Encre bleue sur papier à lettre
Taille : 21 / 19,7 cm

Dessin daté après coup à l’hiver 1975, entre janvier et mars.

A l’époque, je faisais encore de la poilitique mon activité principale, Valery Giscard d’Estaing (quel nom !) était président de la république française depuis un an et j’étais encore membre du parti communiste, pour quelques mois.
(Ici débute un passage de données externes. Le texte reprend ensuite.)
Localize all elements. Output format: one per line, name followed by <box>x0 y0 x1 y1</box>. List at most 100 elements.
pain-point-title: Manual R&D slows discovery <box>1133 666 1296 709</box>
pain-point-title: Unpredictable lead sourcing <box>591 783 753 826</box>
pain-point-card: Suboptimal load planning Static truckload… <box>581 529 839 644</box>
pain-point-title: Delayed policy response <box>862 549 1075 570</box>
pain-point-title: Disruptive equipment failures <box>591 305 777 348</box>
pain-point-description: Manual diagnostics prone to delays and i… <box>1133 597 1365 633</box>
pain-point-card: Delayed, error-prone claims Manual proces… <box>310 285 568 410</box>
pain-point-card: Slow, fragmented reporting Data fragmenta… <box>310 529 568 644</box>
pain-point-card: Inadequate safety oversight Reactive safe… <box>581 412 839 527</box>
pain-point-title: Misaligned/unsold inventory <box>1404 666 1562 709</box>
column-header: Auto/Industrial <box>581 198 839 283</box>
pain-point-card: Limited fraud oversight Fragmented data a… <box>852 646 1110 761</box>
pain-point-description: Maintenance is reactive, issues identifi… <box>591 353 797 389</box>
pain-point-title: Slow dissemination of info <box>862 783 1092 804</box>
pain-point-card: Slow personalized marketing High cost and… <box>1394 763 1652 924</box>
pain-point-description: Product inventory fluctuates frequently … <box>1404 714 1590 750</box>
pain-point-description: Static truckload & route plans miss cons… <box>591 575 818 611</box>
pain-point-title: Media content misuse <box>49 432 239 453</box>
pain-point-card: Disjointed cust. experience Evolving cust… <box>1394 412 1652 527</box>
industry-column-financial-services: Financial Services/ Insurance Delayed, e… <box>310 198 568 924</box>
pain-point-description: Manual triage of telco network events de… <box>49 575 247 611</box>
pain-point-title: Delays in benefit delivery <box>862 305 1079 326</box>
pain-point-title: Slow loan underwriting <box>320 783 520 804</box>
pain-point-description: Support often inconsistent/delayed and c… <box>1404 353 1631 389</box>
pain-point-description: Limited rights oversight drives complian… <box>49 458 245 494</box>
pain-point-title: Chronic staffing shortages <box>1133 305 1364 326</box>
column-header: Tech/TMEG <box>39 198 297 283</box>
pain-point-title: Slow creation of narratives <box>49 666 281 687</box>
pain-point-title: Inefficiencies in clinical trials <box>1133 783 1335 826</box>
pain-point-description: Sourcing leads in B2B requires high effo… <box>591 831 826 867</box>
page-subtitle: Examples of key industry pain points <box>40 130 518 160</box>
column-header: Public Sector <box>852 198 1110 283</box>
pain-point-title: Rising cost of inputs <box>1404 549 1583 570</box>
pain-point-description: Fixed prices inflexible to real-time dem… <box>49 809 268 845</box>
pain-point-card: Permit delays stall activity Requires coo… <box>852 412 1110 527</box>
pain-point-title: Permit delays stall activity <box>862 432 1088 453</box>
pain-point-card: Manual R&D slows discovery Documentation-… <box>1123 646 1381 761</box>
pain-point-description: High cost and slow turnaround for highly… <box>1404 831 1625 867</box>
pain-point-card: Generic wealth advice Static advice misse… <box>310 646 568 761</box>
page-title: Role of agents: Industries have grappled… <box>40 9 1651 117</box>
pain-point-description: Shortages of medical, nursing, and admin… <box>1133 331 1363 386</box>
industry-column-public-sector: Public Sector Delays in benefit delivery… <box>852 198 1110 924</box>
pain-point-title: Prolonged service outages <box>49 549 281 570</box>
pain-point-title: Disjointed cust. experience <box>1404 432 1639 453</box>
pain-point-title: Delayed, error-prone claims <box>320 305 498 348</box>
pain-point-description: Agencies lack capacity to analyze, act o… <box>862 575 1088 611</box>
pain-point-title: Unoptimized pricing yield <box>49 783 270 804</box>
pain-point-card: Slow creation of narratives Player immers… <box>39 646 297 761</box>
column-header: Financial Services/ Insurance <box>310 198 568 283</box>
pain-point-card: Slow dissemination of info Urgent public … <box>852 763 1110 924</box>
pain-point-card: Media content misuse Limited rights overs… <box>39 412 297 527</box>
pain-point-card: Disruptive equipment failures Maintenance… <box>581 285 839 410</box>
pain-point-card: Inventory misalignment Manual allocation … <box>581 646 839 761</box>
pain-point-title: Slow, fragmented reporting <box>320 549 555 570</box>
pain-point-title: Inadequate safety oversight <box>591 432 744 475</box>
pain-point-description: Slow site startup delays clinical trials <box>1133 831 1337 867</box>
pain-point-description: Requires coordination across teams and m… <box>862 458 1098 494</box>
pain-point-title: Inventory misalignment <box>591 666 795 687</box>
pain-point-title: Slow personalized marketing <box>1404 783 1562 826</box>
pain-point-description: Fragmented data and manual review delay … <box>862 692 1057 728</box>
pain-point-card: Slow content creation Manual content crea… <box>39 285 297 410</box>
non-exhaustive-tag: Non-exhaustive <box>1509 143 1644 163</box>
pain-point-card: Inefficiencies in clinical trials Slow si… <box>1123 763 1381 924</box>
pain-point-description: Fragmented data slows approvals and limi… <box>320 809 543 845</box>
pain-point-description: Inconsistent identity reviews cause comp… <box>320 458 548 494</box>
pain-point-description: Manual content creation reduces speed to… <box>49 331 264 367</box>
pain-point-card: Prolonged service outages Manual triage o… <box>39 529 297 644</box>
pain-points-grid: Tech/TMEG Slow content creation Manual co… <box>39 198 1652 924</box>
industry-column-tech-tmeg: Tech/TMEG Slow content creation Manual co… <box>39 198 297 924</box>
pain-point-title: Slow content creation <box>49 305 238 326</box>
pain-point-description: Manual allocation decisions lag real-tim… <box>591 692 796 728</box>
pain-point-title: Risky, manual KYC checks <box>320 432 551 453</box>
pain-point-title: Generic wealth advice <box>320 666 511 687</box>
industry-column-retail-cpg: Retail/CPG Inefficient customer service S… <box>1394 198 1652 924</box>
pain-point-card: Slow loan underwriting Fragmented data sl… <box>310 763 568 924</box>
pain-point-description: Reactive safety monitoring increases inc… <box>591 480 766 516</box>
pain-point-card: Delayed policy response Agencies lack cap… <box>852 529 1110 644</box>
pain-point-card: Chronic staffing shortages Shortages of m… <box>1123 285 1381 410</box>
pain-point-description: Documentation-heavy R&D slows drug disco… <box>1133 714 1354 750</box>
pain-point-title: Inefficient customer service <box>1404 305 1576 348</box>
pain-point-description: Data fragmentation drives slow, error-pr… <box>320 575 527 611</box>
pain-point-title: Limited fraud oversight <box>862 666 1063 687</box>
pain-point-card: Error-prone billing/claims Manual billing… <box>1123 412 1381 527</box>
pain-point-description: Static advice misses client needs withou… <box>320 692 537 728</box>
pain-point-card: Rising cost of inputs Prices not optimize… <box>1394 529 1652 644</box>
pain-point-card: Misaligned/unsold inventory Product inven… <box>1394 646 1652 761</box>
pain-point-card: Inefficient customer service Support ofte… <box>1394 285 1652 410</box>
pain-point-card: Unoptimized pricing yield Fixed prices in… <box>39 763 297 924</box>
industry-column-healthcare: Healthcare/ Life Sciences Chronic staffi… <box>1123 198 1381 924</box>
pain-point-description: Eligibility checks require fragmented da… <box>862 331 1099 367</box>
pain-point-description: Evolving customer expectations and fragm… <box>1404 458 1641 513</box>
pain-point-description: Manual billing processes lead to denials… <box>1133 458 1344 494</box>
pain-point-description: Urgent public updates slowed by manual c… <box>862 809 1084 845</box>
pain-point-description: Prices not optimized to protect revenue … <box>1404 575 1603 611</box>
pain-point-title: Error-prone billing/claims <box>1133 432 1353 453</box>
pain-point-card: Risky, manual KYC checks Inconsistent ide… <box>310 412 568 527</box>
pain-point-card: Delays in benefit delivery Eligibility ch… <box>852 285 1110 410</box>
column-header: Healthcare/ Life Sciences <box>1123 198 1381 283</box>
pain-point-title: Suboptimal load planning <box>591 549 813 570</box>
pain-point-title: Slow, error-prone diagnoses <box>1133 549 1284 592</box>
Le texte accompagnant le dessin est le suivant :
“Oh papa giscard guide ton peuple ému !...
car la grenouille créa l’home à son image”.
Sur le dessin, Giscard ressemble à une grenouille
(ou l’inverse).

Au moment où j’écris ces lignes, je découvre le “discours sur la servitude volontaire” de la Boétie.
Sans que je sache vraiment formuler une explication pour ce dessin réalisé il y a plus de 30 ans, je dois dire que malgré mes convictions apparemment totalitaires de l’époque, je detestais toutes les tyrannies et j’étais travaillé par cette question ; comment les tyrans s’appuient-ils sur les peuples qu’ils oppriment...
C’était l’époque ou les américains perdaient la guerre au Vietnam - j’ai fait du porte à porte, d’appartement en appartement pour récolter de l’argent et aider les “camarades vietnamiens” (et ça marchait !). Cette année là le vieux et sanglant dictateur espagnol Franco mourant allait faire assassiner au garrot des opposants. Le Portugal venait tout juste de se libérer de la dictature fasciste.

Gorbatchev, l’artisan de la “glasnot” puis malgré lui de l’effondrement de l’Unon soviétique, venait d’arriver au pouvoir.